ONE of the key figures of Victorian science lived in Richmond Park for 50 years and is buried in the churchyard of St Andrew's, Ham.

The church has recently contributed information on Professor Sir Richard Owen's life for an exhibition at Fleetwood Museum in Lancashire.

The Ham parish magazine recounts some of his life. Born in Lancaster in 1804, Richard Owen went on to become one of the most eminent Victorian scientists.

During his career of nearly six decades, he published over 600 papers and more than a dozen books, on subjects ranging from Australian marsupials to gorillas. He is perhaps best remembered today for his key role in the discovery and analysis of the dinosaurs - a word which he coined.

For the last 50 years of his life, he lived at Sheen Lodge in Richmond Park, which had been given to him by Queen Victoria.

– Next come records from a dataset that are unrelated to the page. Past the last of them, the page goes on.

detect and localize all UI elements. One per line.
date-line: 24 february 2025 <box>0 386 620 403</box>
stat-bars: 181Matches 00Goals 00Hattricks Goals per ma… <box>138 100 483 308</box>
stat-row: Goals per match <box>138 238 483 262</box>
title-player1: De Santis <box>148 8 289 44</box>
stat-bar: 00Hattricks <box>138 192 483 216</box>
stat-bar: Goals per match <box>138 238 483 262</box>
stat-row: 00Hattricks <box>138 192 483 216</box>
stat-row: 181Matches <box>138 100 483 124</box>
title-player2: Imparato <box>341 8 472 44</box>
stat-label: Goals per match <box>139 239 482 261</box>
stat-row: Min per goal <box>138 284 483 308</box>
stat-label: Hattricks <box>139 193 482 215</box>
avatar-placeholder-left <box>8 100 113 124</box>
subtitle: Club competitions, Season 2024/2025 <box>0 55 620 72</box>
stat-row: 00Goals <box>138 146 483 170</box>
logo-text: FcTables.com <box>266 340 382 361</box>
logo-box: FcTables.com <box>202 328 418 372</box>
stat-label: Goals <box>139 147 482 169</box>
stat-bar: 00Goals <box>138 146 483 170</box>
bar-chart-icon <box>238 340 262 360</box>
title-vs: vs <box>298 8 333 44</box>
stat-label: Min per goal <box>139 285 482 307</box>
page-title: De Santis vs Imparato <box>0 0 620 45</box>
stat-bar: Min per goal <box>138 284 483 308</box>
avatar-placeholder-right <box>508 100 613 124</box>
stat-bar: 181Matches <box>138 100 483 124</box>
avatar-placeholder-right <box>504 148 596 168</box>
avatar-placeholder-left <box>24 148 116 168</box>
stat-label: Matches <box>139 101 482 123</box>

He was mentioned in the same breath as Newton and was ranked second only to Charles Darwin in importance as a naturalist.

He was appointed superintendent of the British Museum's natural history departments in 1856 and immediately started campaigning for the natural history collection to get its own museum on a fresh site. He succeeded in convincing the government and sketched out the overall layout of the new museum at South Kensington, which opened in 1881.

He mingled with royalty and prime ministers and had many honours and medals heaped on him. As well as his knighthood and civil list pension, he was given honorary doctorates from Oxford, Cambridge, Dublin and Edinburgh Universities.

Sir Richard died in 1892. His funeral at St Andrew's is said to have been the grandest ever seen there.